Disclaimer: I’m not a certified church growth expert. I’ve not written a book on growing churches, nor do I pastor a large church that’s had a ton of numerical growth. But in talking with a very good friend of mine I’ve thought through some ideas and wanted to share my thoughts on measuring growth. – end of disclaimer
Previously, I’ve blogged about the Fellowbackgrangepoint Church model as a way of trying to describe what I’ve seen happening with churches. You might have your own church model that might look more like the Willoharvesttemple Church or the Friendshipcommunityofbible Church or any other mash-up of churches that your leadership has tried to emulate.
At the end of the day there’s a lot of ‘me too’ churches that are honest and sincere in their application of proven lessons. But the results are an overlay of formats that are missing the key ingredient: who God called your church to uniquely be.
There seem to be a couple of prevalent schools of thought floating around:
- Measure attendance, because each number is a life in need of Christ
- Measure discipleship growth, because life change matters most
Why is it either/or instead of both/and? If a church has 10 people that go very deep in studying Scripture and are a tight-knit fellowship of believers, but never reach people in need of Jesus, they’re ignoring the Great Commission (go and make disciples). Conversely, if a church has a huge front door with thousands coming in and nearly as large back door with thousands going out, why aren’t they discipling those people who are in and out?
So here’s the question I want to posit:
If we count involvement vertically (attendance) and measure growth horizontally (how many serving/changing lives), our metric system is holistically valid.
Obviously, measuring attendance is a lot easier than measuring changed lives. But isn’t that worth the effort? I think it is.
We have to be careful in implementing this process, as it would be very easy for a leader to stop counting and begin judging those who are growing and serving with personal life-change. Yet, with a solid leadership infrastructure and a commitment of group leaders, capturing both anecdotal as well as tangible data is very do-able.
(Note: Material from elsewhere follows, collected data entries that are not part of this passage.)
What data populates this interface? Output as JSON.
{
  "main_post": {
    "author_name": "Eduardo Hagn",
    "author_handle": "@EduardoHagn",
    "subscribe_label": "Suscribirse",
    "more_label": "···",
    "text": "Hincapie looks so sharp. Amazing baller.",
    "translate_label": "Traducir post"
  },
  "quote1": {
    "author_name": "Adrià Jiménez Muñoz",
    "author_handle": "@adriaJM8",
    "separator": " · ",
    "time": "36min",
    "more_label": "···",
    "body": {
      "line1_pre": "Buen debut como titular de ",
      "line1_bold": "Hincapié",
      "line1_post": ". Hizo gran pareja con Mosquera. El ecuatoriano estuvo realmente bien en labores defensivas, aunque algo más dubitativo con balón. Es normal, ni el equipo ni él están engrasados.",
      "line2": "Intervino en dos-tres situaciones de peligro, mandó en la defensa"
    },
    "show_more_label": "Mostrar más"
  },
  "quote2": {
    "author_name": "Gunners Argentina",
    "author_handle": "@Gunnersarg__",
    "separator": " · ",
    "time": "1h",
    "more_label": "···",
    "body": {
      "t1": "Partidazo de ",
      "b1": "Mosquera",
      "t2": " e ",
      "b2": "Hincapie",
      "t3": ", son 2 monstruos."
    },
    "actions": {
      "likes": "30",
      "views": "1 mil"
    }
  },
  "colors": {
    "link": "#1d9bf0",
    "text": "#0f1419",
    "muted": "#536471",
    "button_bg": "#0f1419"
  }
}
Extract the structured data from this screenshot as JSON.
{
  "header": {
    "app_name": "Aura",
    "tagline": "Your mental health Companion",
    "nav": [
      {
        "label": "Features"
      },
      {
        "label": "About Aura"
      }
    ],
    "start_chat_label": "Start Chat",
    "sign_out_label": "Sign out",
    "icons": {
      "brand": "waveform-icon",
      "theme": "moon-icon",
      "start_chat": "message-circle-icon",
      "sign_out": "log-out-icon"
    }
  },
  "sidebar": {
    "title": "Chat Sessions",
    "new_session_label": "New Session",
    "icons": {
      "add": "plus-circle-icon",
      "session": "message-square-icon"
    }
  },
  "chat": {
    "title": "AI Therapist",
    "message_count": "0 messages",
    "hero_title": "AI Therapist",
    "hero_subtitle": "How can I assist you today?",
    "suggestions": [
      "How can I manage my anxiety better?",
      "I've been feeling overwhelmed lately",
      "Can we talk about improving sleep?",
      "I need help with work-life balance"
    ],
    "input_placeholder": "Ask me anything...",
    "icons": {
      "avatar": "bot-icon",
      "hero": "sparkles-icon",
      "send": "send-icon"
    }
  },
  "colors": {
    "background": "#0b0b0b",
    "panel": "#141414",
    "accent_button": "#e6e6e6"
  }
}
In the end, I don’t think we should look for a hard and fast number for the horizontal growth, but maybe more of a barometer that gives an honest and accurate sampling of the result.
Given the plethora of church management systems software packages available, I know first-hand that the right reporting tools exist. The question is, are we being trained to use them to capture both the vertical and the horizontal?
How about your church? Is this honestly what’s happening? Or do you find yourself in an either/or situation?
It’s time for a new scorecard – one that counts vertically AND measures horizontally.
How can you move from where you are to the genius of the and?